Mai 2011
Écrire, encore
par Camille Devers – Autrice, metteuse en scène et passante têtue
Ce matin, j’ai failli ne pas écrire cet éditorial.
Il faisait trop beau. Le café était bon. Une amie m’a envoyé un message drôle. Et puis, surtout, j’ai pensé que ça ne changerait rien. Un texte de plus, un cri en marge, une tentative parmi tant d’autres. Écrire, pour quoi faire, encore ?
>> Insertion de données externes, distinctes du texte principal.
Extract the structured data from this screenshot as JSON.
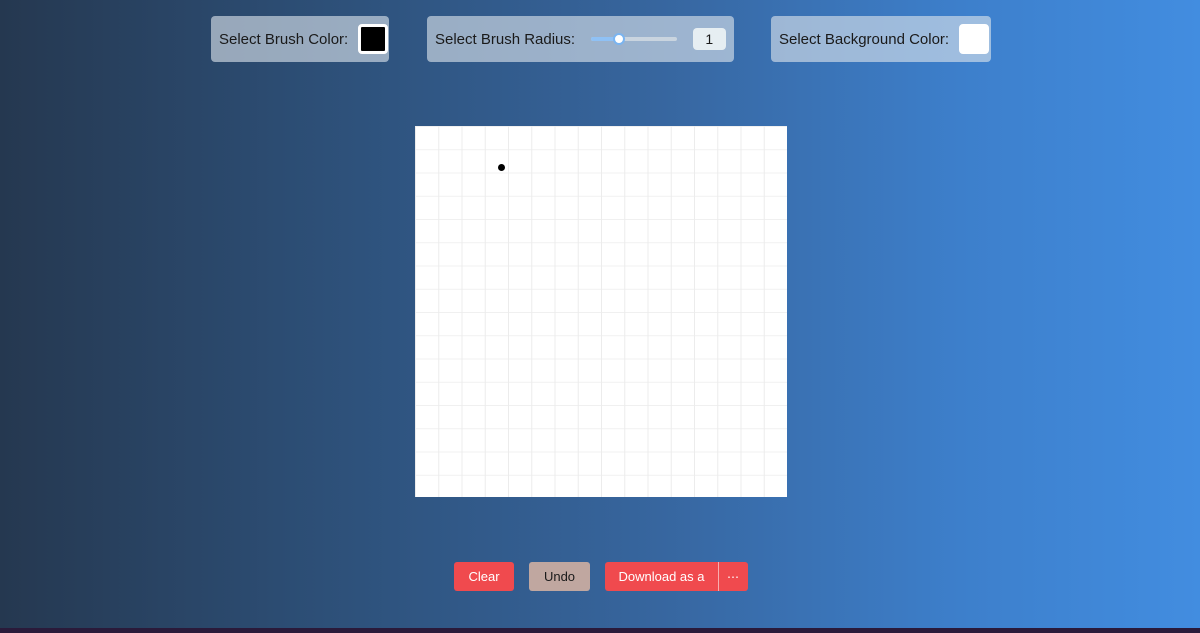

Et puis je me suis souvenue.
Je me suis souvenue que chaque fois que je me suis tue, quelqu’un d’autre a parlé à ma place. Je me suis souvenue que les mots que je n’écris pas deviennent silence dans d’autres bouches. Et que ce silence-là, souvent, n’est pas le mien. Il arrange, il lisse, il range.
Alors, j’ai recommencé.
J’ai pris un carnet, un stylo, et j’ai écrit des phrases sans forme, sans courage, sans beauté. Et puis une est venue. Et une autre. Comme quand on appelle quelqu’un dans le noir et qu’une voix vous répond. C’est fragile, mais c’est là.
Aujourd’hui, on nous demande d’être visibles, rapides, disponibles, aimés. Mais jamais de prendre le temps d’une parole lente, d’une idée pas claire, d’un sentiment contradictoire. Le théâtre est l’un des derniers lieux où on peut dire sans performer.
Je crois que c’est pour ça que j’écris.
Pour rater avec soin. Pour chercher sans trouver. Pour poser des questions sans donner les réponses. Pour que le théâtre reste un endroit où l’on peut être là sans avoir tout compris.
Et parce que parfois, au milieu du flou, une phrase vous reconnaît.
C’est pour elle, pour ce moment-là, que j’ai écrit cet éditorial.
– Camille Devers
Autrice, metteuse en scène et passante têtue.